Les meilleures performances ne pèsent pas

Mais ce faux départ ne signifie pas que l’absence d’opportunités de gains. PGH s’est envolée de 32,4%, Telnet Holding a poursuivi sa lancée et a progressé de 18,3%. Il y a également la SOTUVER qui a gagné 14,9%.

D’autres titres moins liquides ont brillé, comme la STEQ (+23,5%) ou Cellcom (+18,6%). Mais quel est le poids de toutes ces valeurs dans le Tunindex ? La réponse … 7,27%. Ainsi, elles ne peuvent pas créer un mouvement haussier à elle seule, bien que PGH ait un poids important. Les banques pèsent 50,05% dans l’indice, et la différence est claire.
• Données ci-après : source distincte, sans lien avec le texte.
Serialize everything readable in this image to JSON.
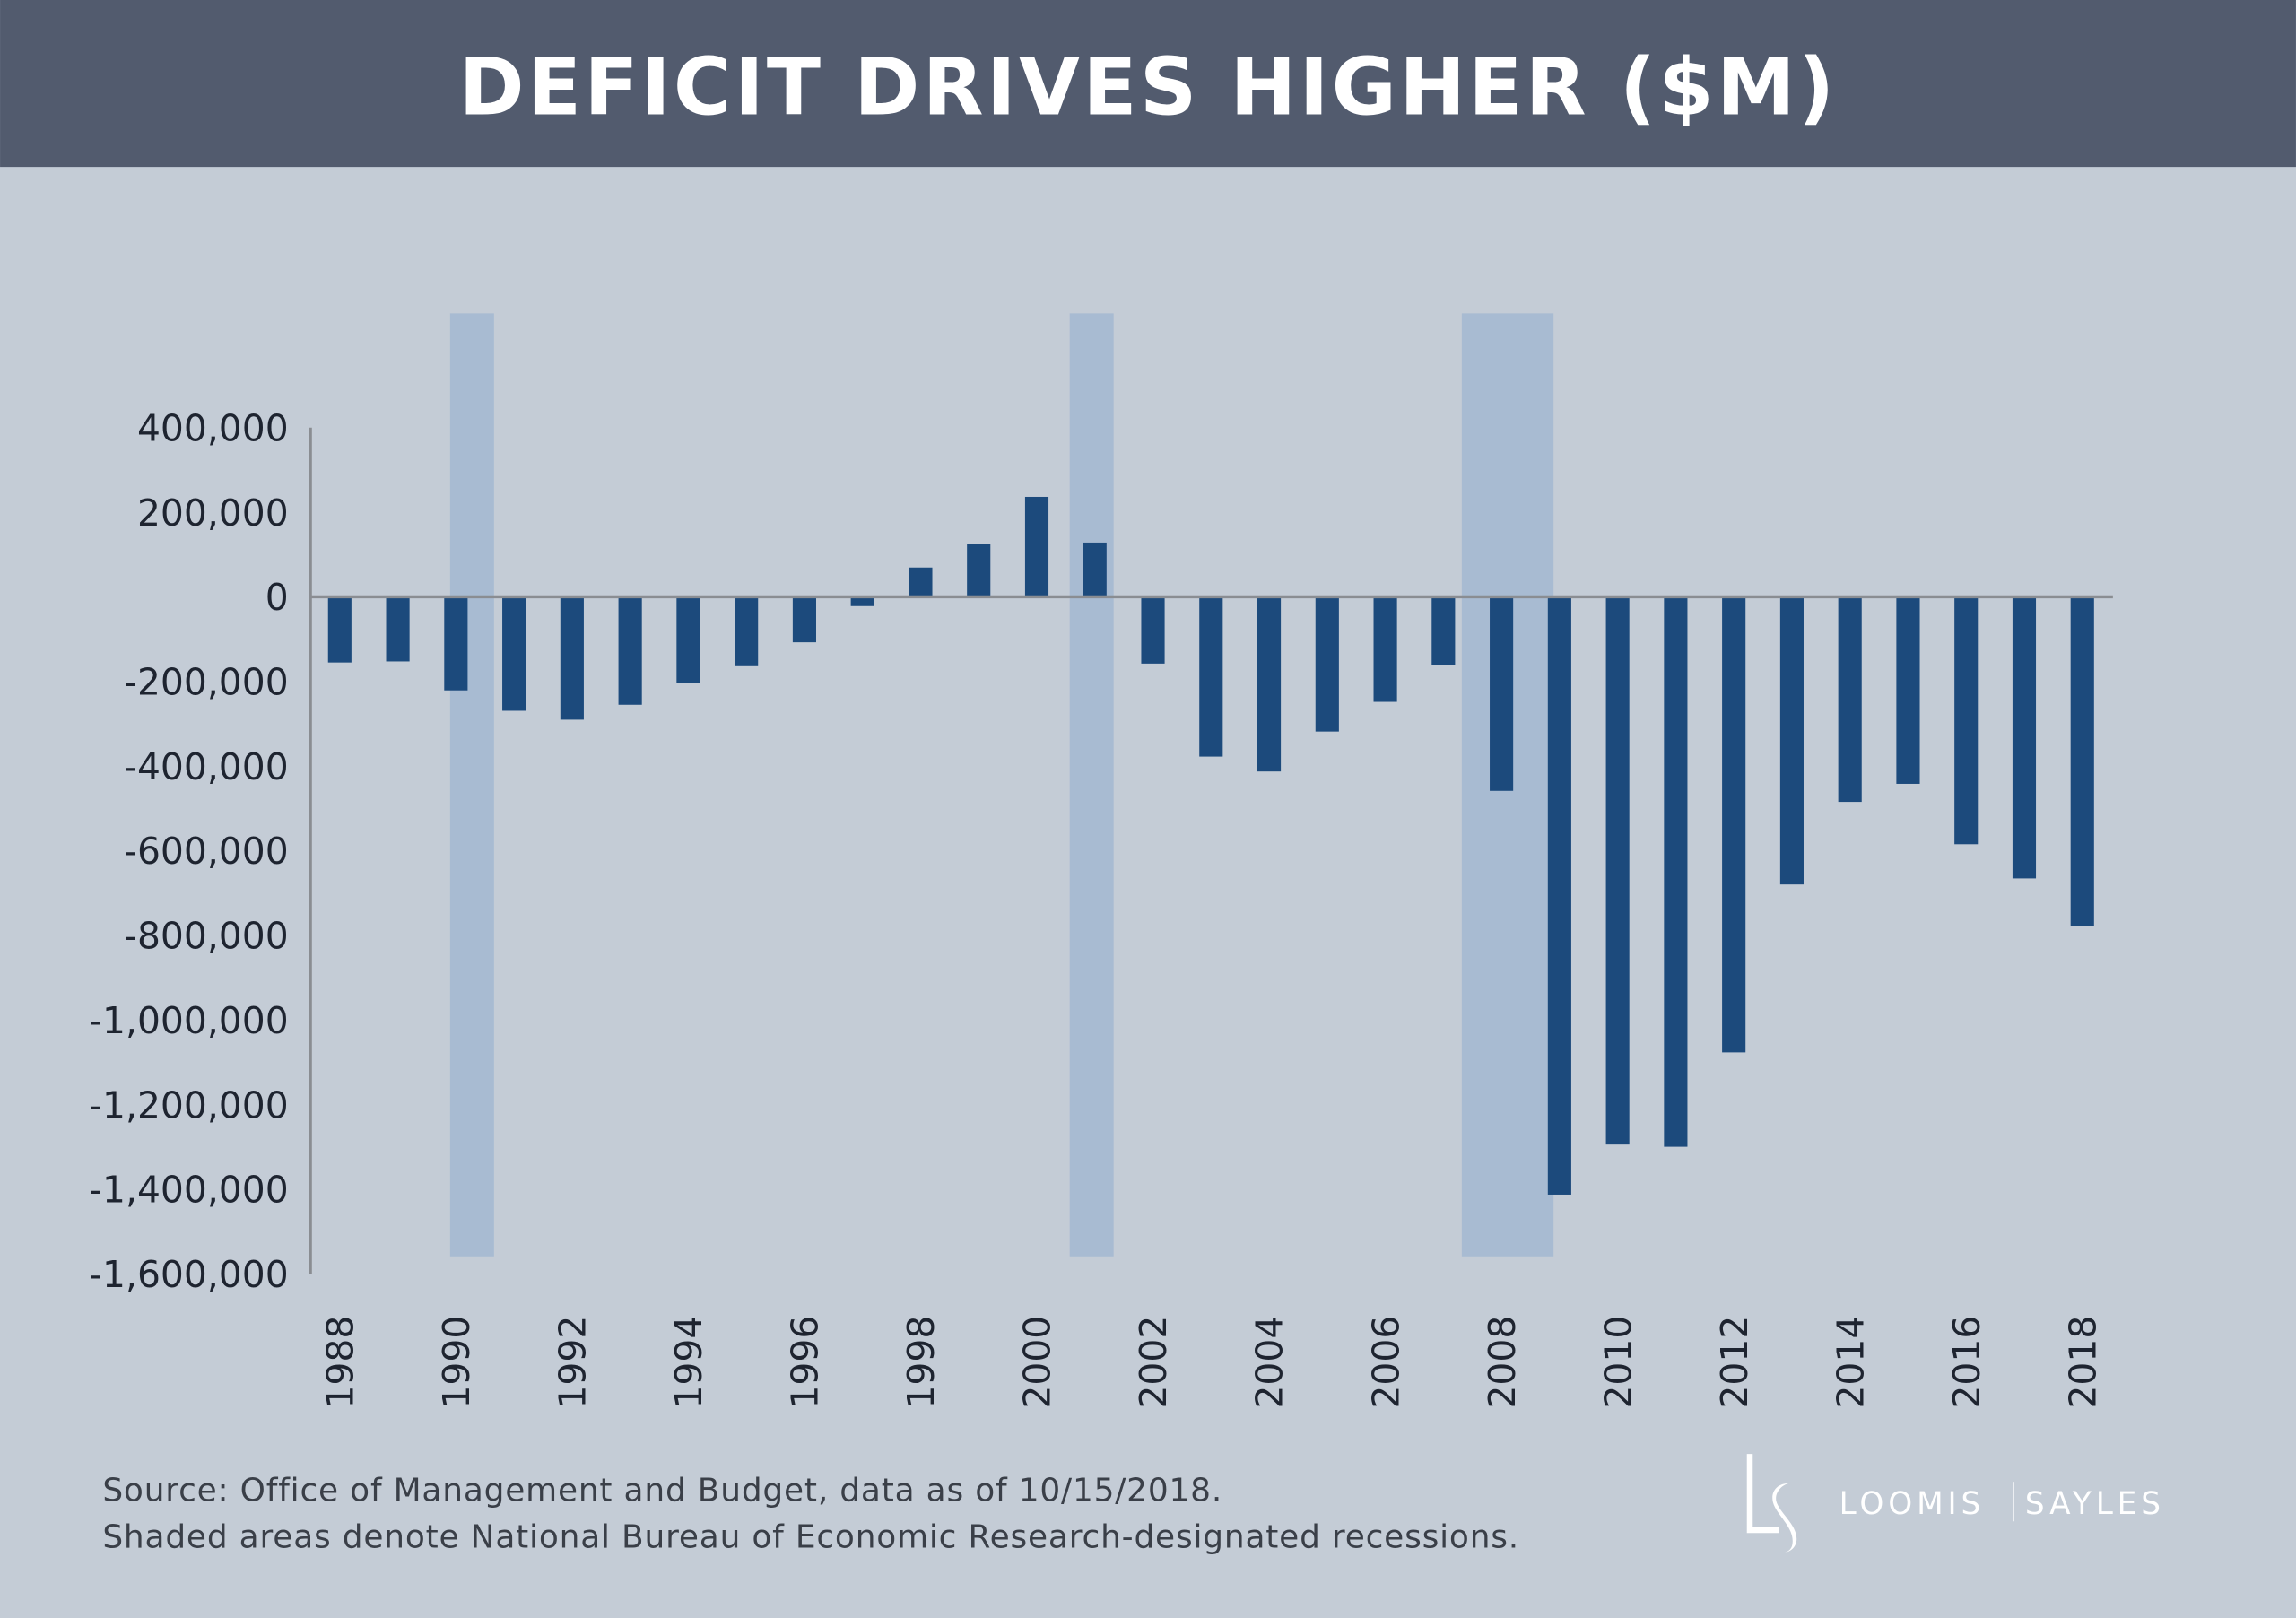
{
  "header": {
    "title": "DEFICIT DRIVES HIGHER ($M)"
  },
  "colors": {
    "header_bg": "#525b6e",
    "background": "#c4ccd6",
    "bar": "#1c4a7c",
    "recession_shading": "#a8bbd2",
    "axis": "#8a8d92"
  },
  "chart_data": {
    "type": "bar",
    "title": "DEFICIT DRIVES HIGHER ($M)",
    "xlabel": "",
    "ylabel": "",
    "ylim": [
      -1600000,
      400000
    ],
    "grid": false,
    "legend": "none",
    "y_ticks": [
      "400,000",
      "200,000",
      "0",
      "-200,000",
      "-400,000",
      "-600,000",
      "-800,000",
      "-1,000,000",
      "-1,200,000",
      "-1,400,000",
      "-1,600,000"
    ],
    "y_tick_values": [
      400000,
      200000,
      0,
      -200000,
      -400000,
      -600000,
      -800000,
      -1000000,
      -1200000,
      -1400000,
      -1600000
    ],
    "x_ticks": [
      "1988",
      "1990",
      "1992",
      "1994",
      "1996",
      "1998",
      "2000",
      "2002",
      "2004",
      "2006",
      "2008",
      "2010",
      "2012",
      "2014",
      "2016",
      "2018"
    ],
    "categories": [
      1988,
      1989,
      1990,
      1991,
      1992,
      1993,
      1994,
      1995,
      1996,
      1997,
      1998,
      1999,
      2000,
      2001,
      2002,
      2003,
      2004,
      2005,
      2006,
      2007,
      2008,
      2009,
      2010,
      2011,
      2012,
      2013,
      2014,
      2015,
      2016,
      2017,
      2018
    ],
    "values": [
      -155178,
      -152639,
      -221036,
      -269238,
      -290321,
      -255051,
      -203186,
      -163952,
      -107431,
      -21884,
      69270,
      125610,
      236241,
      128236,
      -157758,
      -377585,
      -412727,
      -318346,
      -248181,
      -160701,
      -458553,
      -1412688,
      -1294373,
      -1299599,
      -1076573,
      -679775,
      -484602,
      -441960,
      -584651,
      -665446,
      -779000
    ],
    "recessions": [
      {
        "start": "1990-07",
        "end": "1991-03"
      },
      {
        "start": "2001-03",
        "end": "2001-11"
      },
      {
        "start": "2007-12",
        "end": "2009-06"
      }
    ]
  },
  "footer": {
    "source": "Source: Office of Management and Budget, data as of 10/15/2018.",
    "note": "Shaded areas denote National Bureau of Economic Research-designated recessions."
  },
  "logo": {
    "monogram": "LS",
    "left": "LOOMIS",
    "right": "SAYLES"
  }
}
Un marché de plus en plus tunisien

La place de Tunis est très petite et la moindre information pourrait avoir un impact. C’est un marché largement dominé par les investisseurs individuels qui pèsent 57% du volume des transactions.

La gestion sous mandat a contribué à hauteur de 12% côté achats réalisés sur la période contre 8% seulement de ventes.

Ainsi, en totalité, les acteurs tunisiens ont effectué 70,473 millions de dinars d’achats contre 66,250 millions de dinars de ventes, sur un volume total de 101,085 millions de dinars de transactions (hors transactions de blocs).

L’intervention de la gestion collective est également importante. Fin janvier 2019, les OPCVM ont assuré 22% des transactions. Cette dynamique a permis de pallier au comportement des investisseurs étrangers qui ont été très actifs côté cession, avec 10,7% des ventes. Si nous tenons comptes des transactions de blocs, ce chiffre passe à 20,2%. Côté acquisition, ils n’ont pesé que 1,7% (volume régulier) et 4,3% (y compris les blocs).

Un problème de confiance ?

Il y a aussi un vrai problème de confiance. Depuis l’affaire Syphax, le marché accepte difficilement les nouveaux papiers.

Cette année, il y a des vraies questions sur pas mal de boîtes dont la situation financière s’est fortement dégradée. De plus, la capacité à mobiliser ses actionnaires n’est plus évidente.

Tunisie Leasing & Factoring vient d’annoncer la prorogation de la période de souscription à l’augmentation de son capital, initialement prévue prenant fin le 1er février 2019, au 21 février inclus.

Nous parlons ici de la meilleure signature du secteur, où l’actionnaire de référence est une banque de renommée.

Surmonter tous ces problèmes reste un défi, et nous ne voyons pas comment la Place pourrait réaliser un rallye comme celui observé l’année dernière.